Many voices like the UNHCR (the UN refugee agency) have expressed serious concern that the Bill would not only undermine the UK’s humanitarian traditions but it would also breach its obligations under international law. This is important because if the UK backslides on its commitments to refugees there is nothing stopping other countries taking a similar approach.
At its worst, the UK could start a chain reaction that sees other countries refusing to make decisions on refugees’ protection claims because of how they arrived. If this happens, it will become even harder for people to leave a situation of danger and find safety in another country.

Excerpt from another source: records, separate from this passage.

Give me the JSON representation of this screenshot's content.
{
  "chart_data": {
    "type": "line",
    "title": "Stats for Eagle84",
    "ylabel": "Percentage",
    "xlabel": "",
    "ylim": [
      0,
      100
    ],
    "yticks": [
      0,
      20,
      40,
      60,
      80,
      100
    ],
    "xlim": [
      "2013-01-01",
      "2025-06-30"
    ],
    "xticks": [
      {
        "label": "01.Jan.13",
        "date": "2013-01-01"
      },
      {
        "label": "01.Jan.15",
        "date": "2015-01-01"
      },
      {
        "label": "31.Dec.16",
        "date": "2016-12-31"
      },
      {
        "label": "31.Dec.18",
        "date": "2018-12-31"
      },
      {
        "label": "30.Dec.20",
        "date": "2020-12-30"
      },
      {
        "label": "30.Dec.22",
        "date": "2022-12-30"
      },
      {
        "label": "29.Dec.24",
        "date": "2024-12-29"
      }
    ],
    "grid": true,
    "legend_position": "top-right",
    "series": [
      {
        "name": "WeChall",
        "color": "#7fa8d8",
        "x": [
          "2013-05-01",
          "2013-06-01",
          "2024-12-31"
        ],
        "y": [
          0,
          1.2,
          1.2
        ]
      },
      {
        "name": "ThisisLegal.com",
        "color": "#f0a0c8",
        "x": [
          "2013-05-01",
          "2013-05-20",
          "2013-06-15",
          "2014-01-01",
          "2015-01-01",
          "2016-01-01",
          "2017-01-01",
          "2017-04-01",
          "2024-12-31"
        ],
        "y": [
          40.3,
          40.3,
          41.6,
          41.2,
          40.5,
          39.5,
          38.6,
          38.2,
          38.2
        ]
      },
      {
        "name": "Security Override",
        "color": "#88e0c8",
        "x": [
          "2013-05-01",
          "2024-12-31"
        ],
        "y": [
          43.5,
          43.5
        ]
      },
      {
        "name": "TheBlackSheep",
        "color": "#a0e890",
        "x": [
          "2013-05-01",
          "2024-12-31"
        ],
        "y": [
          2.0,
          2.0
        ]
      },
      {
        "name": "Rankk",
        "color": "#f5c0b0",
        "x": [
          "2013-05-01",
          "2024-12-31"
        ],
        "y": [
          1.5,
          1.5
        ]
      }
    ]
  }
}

The Bill fails without the Rwanda scheme
The Refugee Ban Bill is highly reliant on the Government’s ability to make removal arrangements with a ‘safe third country’ like Rwanda. But in June 2023, the Court of Appeal ruled that Rwanda is not a safe country for refugees to be sent to – meaning that the Government’s ‘cash for humans’ scheme is deemed unlawful.
People from countries like Afghanistan, Syria and Iran – who make up a huge number of ‘irregular’ arrivals to the UK – will not be automatically removed back to their country of origin under this new Bill. This is because the UK recognises that people from these countries have high refugee grant rates, meaning it would be unsafe for these people to be returned to their country of nationality. However, the Bill also refuses these refugees permission to remain in the UK and secure a legal status.
At the moment, the Government has no deals with other countries where refugees would be processed. This means a large number of people will be subject to indefinite detention while the UK tries to remove them to another country. If this isn’t practically possible, we anticipate people will be released from detention but left in legal limbo, with the UK refusing to make a decision on their asylum claim. This population will be incredibly vulnerable to exploitation and abuse, with no ability to rebuild their life in the UK.
What you can do to help us fight the Refugee Ban Bill
At Freedom from Torture, we’re fighting the Government’s cruel and inhumane Bill. But we need your support:
- Sign our petition: Show that you oppose the Refugee Ban Bill by joining more than 26,000 people and telling the Government: Not in our name.
- Donate to support our work: Please consider donating to help us keep fighting for a fairer asylum system, and to provide survivors of torture with therapy, financial assistance and ongoing support.
- Read our policy briefing: Together with other charities, we produced a short document that explains in more detail some of the key problems with the Refugee Ban Bill and lays out an alternative vision for the UK’s asylum system.
The continued risk to life in the Channel is a serious problem and no one wishes to see a continuation of the loss of life. But the Refugee Ban Bill is not the solution.
The recent increase in the number of small boats is an obvious result of the mismanagement of the UK’s asylum system, the securitisation of the UK’s borders, as well as an escalation in conflict around the world.
We believe the UK can be a place of hope and safety for people fleeing persecution and torture. And that means holding on to the principles of protection and international solidarity.